The latest one is DBD::SQLite, CPAN’s self-contained SQLite binding. It’s a great library that I’ve used for years, but I recently noted two problems in it:
1) In its default configuration it used the SvPV
macro to translate Perl strings to C strings, which is bad for reasons I detailed in “Perl’s SvPV Menace”.
2) In its (non-default) “unicode” configuration it used a “naïve” method of UTF-8 decoding that neglects validation. This mechanism can corrupt Perl’s internals by making it mistake invalid UTF-8 sequences for valid ones.
Neither of these is trivial to fix: applications may depend on the SvPV
problem—what one coworker of mine calls a “load-bearing bug” 😀—while adding UTF-8 validation entails a performance hit.
In reality, DBD::SQLite needed at least 4 modes of translating between Perl and C strings:
1) The current (“load-bearing-buggy”) default.

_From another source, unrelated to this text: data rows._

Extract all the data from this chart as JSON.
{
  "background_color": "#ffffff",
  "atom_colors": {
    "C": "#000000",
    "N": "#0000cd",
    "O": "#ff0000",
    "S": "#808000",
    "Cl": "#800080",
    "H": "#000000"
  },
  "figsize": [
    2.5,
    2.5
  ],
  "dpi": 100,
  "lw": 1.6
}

2) Same as #1, but use SvPVbyte
to avoid the SvPV
bug.
3) Current “naïve unicode” behaviour.
4) A “non-naïve unicode” mode that validates incoming UTF-8.
(I eventually made two variants of this last one: one that just warns on invalid data, and the other that throws an exception.)
There was another problem, though: DBD::SQLite’s interface for controlling this was a boolean. That meant only two modes were even possible!
This exemplifies a principle a mentor of mine taught me years back: avoid boolean parameters. They restrict your ability to add additional configurations.
(And for pity’s sake, abhor unnamed booleans in particular! What does the 0 in open_file($path, 0)
mean??)
To fix this my pull request had to deprecate the existing sqlite_unicode
parameter. It’s an unfortunate step that’ll produce new warnings in existing applications, but the “omelet” here justifies the “broken egg”.